Suddenly, everyone seems to be discussing “Big Data”. The cloud has facilitated the digitization of information and extended the reach of the enterprise database. Organizations today have access to more information than they can handle. The information is also heterogeneous, varied and highly volatile. Decision making on the basis of big data analysis is here to stay!
Big data has been defined variously as large volumes of data or high dimension data. Gartner defines “big data” as data that has volume, variety and velocity. The data can be video, audio, text or social media files. The data may reside in the organizations data center or elsewhere on the Internet. The speeds required for processing this data is huge and is directly determined by the nature of the data and the period of time for which this data needs to be retained.
As a result, modeling for use of this data is the biggest challenge faced by organizations. It is obvious that entity relationship modeling which was in vogue for organizational databases will work only in a limited fashion with big data. This is because much of the big data lies outside the scope of the database and some of the data is yet to come into existence! So, how does one plan to analyze data that is yet to be created, or is to be found in tables that reside in external databases?
One solution that is offered up on the altar of big data is that the entity relationship modeling can be a starting point. It can help the organization identify the required data, create the necessary communication protocols, define the desirable attributes and pin point possible relationships between the pieces of information. But, the model will fail if efforts are made to stretch it beyond these limits. Newer constructs will have to be thought of and developed.

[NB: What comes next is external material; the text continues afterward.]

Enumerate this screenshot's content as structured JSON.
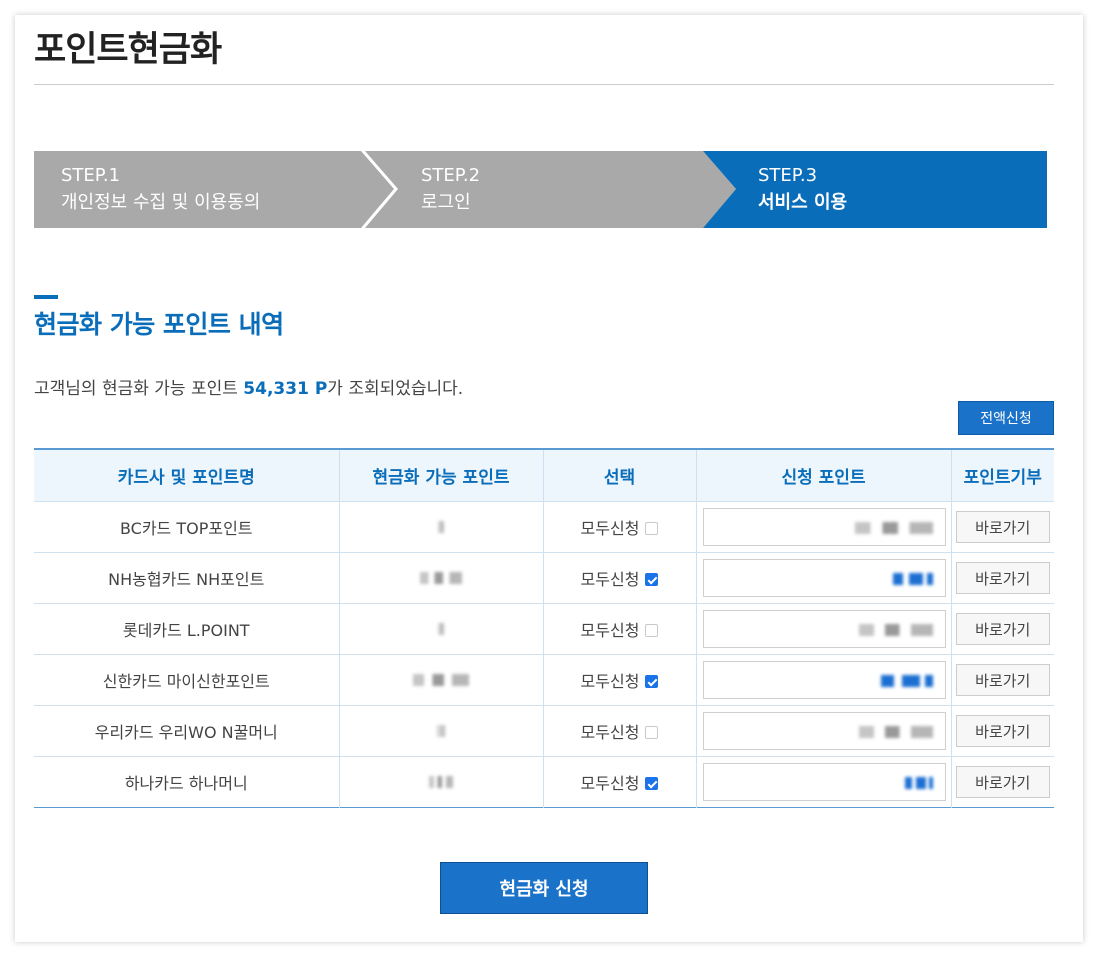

It follows that the challenges associated with big data for the cloud demands a rethink on existing applications. Some of the technology platforms currently available will have to be retained and others constructed from the beginning. The sheer size of the data must be recognized, the high dimensionality appreciated, and its heterogeneity understood. The questions to the data analysis pipeline cannot be predicted and may be built up on the fly. Potential bottlenecks may emerge when too many people acquire the power to ask the questions of the data and analyze it. Incremental improvements to the technology will not meet this challenge. The Structured Query Language (SQL) currently in vogue in cloud technologies may have to be modified and empowered to cater to the needs of the generations that will be using the systems.